Through the first half of 2014, the majority of counties surveyed by Metrostudy saw a decline compared to construction activity in the first half of last year. Hamilton County still leads the way with approximately 41.6% of all new home construction in the Indianapolis market occurring there. Marion County is next representing 14.6% of Indianapolis new home construction over the past year. These two counties will likely continue to account for the majority of all new home demand through 2014. In addition, Hendricks and Johnson Counties will continue to generate increased new home construction activity as builders begin to open more communities there.

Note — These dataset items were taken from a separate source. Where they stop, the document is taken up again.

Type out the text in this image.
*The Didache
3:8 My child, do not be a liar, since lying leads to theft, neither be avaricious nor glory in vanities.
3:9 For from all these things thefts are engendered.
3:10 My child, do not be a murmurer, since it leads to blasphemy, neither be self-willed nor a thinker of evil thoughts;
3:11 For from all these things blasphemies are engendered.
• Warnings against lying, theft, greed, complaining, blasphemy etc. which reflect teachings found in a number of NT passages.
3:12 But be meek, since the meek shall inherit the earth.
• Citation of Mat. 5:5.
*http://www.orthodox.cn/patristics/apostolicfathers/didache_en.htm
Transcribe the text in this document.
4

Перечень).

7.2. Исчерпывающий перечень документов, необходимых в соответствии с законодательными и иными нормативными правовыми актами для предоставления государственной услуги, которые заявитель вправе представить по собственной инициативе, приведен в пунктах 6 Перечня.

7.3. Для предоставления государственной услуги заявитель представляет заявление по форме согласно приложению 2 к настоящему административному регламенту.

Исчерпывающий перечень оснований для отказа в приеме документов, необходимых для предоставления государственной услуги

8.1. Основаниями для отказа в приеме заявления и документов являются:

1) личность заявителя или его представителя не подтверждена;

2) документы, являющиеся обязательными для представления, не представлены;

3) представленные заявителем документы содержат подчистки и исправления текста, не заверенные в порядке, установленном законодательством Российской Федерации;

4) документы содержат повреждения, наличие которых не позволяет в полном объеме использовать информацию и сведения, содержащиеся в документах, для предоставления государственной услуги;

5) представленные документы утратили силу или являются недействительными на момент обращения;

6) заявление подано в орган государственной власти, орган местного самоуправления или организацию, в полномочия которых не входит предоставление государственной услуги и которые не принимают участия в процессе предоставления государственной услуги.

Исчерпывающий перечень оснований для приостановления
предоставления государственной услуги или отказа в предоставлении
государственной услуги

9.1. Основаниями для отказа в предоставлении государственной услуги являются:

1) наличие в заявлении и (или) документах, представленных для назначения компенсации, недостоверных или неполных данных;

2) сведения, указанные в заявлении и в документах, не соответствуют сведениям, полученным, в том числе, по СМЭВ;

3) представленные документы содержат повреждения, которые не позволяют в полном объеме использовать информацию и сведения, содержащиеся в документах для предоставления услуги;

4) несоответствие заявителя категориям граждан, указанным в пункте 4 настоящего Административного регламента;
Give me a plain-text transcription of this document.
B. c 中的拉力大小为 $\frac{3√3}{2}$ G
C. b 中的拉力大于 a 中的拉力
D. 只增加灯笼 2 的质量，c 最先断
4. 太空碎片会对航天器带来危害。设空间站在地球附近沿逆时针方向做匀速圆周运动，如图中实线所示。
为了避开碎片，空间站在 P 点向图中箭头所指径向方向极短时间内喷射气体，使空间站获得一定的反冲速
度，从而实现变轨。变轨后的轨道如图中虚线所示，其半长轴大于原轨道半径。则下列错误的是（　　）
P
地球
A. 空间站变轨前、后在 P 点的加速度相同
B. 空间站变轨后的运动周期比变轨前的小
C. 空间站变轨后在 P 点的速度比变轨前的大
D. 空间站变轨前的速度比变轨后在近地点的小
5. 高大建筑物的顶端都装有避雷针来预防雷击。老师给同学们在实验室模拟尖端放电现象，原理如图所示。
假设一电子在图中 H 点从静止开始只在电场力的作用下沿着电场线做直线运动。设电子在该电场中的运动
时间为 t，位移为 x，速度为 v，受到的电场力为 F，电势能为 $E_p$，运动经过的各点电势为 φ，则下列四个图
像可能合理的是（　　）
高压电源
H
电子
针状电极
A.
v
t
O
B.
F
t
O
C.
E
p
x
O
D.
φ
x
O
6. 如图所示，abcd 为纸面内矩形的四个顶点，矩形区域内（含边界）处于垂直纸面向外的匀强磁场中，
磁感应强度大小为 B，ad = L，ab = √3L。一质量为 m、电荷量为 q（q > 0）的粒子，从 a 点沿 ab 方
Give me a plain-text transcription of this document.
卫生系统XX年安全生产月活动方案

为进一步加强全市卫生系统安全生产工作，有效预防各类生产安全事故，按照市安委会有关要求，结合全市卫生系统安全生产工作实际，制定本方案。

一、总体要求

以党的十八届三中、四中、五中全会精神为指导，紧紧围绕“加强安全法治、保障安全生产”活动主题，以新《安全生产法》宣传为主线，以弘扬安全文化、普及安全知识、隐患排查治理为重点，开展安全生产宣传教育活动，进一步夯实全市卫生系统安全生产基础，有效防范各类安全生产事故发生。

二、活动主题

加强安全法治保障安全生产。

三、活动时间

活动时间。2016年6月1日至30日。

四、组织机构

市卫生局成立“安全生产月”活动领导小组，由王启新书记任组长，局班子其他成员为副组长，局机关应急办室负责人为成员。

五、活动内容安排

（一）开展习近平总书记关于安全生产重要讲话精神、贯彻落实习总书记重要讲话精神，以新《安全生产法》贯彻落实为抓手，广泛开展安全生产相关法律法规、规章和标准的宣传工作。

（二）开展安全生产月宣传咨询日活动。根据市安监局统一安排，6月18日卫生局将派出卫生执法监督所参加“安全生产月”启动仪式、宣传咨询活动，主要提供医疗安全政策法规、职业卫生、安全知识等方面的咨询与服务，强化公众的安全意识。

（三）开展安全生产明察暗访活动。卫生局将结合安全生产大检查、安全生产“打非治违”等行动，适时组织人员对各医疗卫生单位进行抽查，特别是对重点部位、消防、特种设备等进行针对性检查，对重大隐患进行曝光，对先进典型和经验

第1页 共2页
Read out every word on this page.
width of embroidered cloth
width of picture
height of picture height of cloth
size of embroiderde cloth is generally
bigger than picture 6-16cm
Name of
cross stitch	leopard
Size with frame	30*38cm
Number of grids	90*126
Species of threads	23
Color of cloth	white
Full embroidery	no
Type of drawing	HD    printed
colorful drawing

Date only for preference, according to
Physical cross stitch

“With the consistent pace of new home construction and a declining level of vacant developed lot inventory, the months of supply for lots in Indianapolis has fallen from a high of nearly 80 months in 2Q09, to a current level of just 29.5 months,” said Huecksteadt. “This is the first time below the 30-month threshold since the peak of 2006. New lot development has begun to occur at levels not seen for several years.”
Every market area in Metrostudy’s survey saw a significant decline in the amount of vacant and developed lot inventory during the past year. The most dramatic declines have been in those markets that had limited levels of new lot deliveries: Hancock and Johnson counties. Approximately 100 and 400 lots have been absorbed in each of these counties respectively during the past twelve months.
There are good things occurring in the housing market: resale inventory continues to tighten and prices have been on the rise in the existing home market. What is lacking is strong economic growth that would provide the fuel that the new home market needs to expand. Given the current economic situation and inventory levels of both existing and new homes, Metrostudy expects from 4,250 and 4,750 new home starts in 2014.